In the Alma tunnel broken dreams

Smashed senselessly into smithereens.

 

We still have our memories and we still shed our tears

For your loss is immeasurable even after all these years

We have watched your sons grow into fine young men

They have carried your love forward time and again.

Rest in Peace and God bless,

You were a beautiful woman, our fairy tale princess.

 

©Alison Jean Hankinson

On 31st August it will be twenty years since Princess Diana passed away, my mum passed away 11 years later on the same day, we both loved Princess Diana.

One of my first blog posts was about her. This is the link:

Portrait of a Princess- Our Diana- The People’s Princess.

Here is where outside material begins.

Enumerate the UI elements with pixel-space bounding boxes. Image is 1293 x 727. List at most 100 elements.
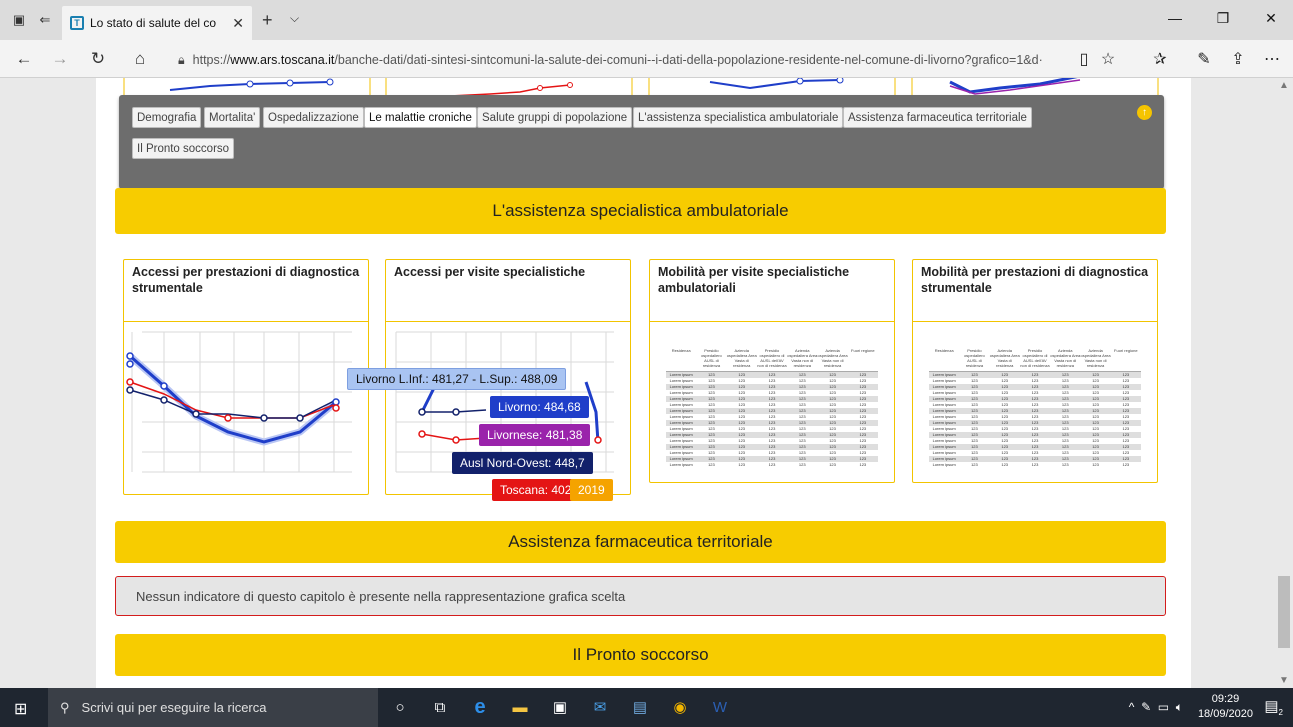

The image was in the public domain and able to be reproduced it came from:

058792: Visit by Diana Princess of Wales 1992
Diana Princess of Wales visiting Interconnection Systems (Plessey) in South Shields 1992. South Shields/Visits/Princess Diana Collection. Newcastle Libraries.

 

 

 

 

 

 

 

 

 

 

 

 

Love you to Timbuktu and back…

My mind has gone to Timbuktu

I’d like to meet it there

It may be buried amongst some books

In a scholarly “libraire”.

 

I used to know the names of towns

And fun places by the sea

But now I can’t remember where

Or what I have eaten for my tea.

 

I think it is still a novelty

To see you sitting here with me

Your face is strangely familiar

Your love and kindness plain to see.

 

You take my hand with tenderness and press it firm against your face

Somewhere my memory stirs anew and I remember your embrace.

 

©Alison Jean Hankinson

According to the WHO globally there are about 47 million people who have dementia, with about 9.9 million new cases each year.

This is going to be my contribution to open link night for d’Verse. With love.